Xennials are not a thing, huh?
To that I say: “bullpucky”

According to this article, the idea of the Xennial generational cohort is all just a sham. I beg to differ.
“Over the last month, the internet has embraced the idea that there’s a generational cohort of people born in 1977 through 1983 that should be labeled “Xennials” (half Generation X and half Millennial).”
Actually, the concept of this generational cohort was first talked about in Slate’s 2011 article dubbing the cohort as “Generation Catalano”. However, it was in 2015 when most caught on to the idea, as the “Oregon Trail Generation”.
“To start with, what makes a group of people a generational cohort is what happened when they were coming of age, essentially during their teenage years…The talk about Xennials today is more about what they are experiencing now, in their late-20s and early-30s. It’s more about life stage than generational cohort effects.”
To start with, Xennials are between the ages of 34 to 40, not “late-20s and early-30s”.

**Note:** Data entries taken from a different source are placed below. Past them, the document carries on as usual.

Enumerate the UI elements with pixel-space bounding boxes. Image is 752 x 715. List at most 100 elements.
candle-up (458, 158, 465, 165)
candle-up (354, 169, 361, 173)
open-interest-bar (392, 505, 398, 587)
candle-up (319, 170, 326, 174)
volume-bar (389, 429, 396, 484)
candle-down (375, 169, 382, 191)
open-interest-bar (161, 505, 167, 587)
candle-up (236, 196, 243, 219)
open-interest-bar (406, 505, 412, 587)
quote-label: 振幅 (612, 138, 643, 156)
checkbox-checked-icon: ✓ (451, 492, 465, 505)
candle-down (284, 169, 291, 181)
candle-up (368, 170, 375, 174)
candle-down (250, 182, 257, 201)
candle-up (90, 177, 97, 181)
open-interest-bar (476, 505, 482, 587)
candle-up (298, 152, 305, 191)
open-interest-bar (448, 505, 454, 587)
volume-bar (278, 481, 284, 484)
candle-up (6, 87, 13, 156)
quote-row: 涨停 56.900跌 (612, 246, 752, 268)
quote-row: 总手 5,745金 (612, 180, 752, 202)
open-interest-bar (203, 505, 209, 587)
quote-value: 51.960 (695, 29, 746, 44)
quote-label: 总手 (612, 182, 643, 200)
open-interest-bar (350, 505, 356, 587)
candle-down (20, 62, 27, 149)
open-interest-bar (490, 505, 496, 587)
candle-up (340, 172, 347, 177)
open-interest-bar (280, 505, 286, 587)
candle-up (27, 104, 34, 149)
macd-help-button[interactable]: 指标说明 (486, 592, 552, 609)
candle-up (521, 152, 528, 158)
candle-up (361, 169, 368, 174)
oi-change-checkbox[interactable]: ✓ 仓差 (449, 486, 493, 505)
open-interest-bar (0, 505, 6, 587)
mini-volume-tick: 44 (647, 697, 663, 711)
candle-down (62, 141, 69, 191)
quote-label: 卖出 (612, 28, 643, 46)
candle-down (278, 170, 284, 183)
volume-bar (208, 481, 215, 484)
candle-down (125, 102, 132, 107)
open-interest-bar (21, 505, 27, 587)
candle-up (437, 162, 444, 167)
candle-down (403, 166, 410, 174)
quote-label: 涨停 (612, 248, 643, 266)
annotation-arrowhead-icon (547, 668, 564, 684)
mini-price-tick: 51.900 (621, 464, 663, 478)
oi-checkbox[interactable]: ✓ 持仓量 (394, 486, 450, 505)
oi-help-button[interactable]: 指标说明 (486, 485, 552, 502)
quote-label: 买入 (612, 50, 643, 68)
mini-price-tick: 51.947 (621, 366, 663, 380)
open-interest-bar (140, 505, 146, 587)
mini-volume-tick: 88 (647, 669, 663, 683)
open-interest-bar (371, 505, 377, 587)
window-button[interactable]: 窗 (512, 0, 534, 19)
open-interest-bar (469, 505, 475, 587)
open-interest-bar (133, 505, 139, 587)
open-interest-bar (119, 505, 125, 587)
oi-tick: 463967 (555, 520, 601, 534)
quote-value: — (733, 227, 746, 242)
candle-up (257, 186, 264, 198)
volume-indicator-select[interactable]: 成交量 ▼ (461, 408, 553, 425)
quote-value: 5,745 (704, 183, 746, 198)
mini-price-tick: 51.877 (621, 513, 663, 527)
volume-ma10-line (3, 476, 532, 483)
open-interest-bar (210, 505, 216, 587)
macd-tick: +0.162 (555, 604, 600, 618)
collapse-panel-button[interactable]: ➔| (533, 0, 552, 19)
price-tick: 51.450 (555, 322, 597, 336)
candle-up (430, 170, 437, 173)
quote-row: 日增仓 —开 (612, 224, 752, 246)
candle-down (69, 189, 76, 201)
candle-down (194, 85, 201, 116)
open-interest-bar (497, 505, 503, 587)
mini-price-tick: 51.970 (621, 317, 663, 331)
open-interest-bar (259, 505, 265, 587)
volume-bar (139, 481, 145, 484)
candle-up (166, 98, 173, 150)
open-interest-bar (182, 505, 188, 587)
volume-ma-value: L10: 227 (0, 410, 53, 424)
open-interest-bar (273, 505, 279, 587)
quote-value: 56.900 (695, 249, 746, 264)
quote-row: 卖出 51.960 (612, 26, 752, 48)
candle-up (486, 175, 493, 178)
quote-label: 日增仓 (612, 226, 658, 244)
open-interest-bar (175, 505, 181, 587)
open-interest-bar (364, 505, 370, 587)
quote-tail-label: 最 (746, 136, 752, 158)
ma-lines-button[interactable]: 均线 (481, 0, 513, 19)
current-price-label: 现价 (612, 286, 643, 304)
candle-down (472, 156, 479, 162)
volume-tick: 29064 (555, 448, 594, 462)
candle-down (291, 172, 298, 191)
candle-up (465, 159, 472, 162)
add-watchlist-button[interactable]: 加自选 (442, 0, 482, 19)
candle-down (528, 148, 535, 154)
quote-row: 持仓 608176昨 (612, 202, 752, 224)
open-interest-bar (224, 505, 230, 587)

Xennials are very much define by our coming of age, not our life stage. As I like to say: we grew up *with* the internet (as in it aged along with us, as if it were are classmate per-say). Let’s not forget Xennials literally invented social media. We had a “AOL adolescence”, our teenage years were filled with War on Terror and our first jobs or the pursuit of one was defined by the Great Recession.
It’s important we recognize the Xennial generational cohort because of its uniqueness. We lived and helped mold our culture’s transition from the analog to digital, all while the rest of the institutions and world around were up in metaphorical flames.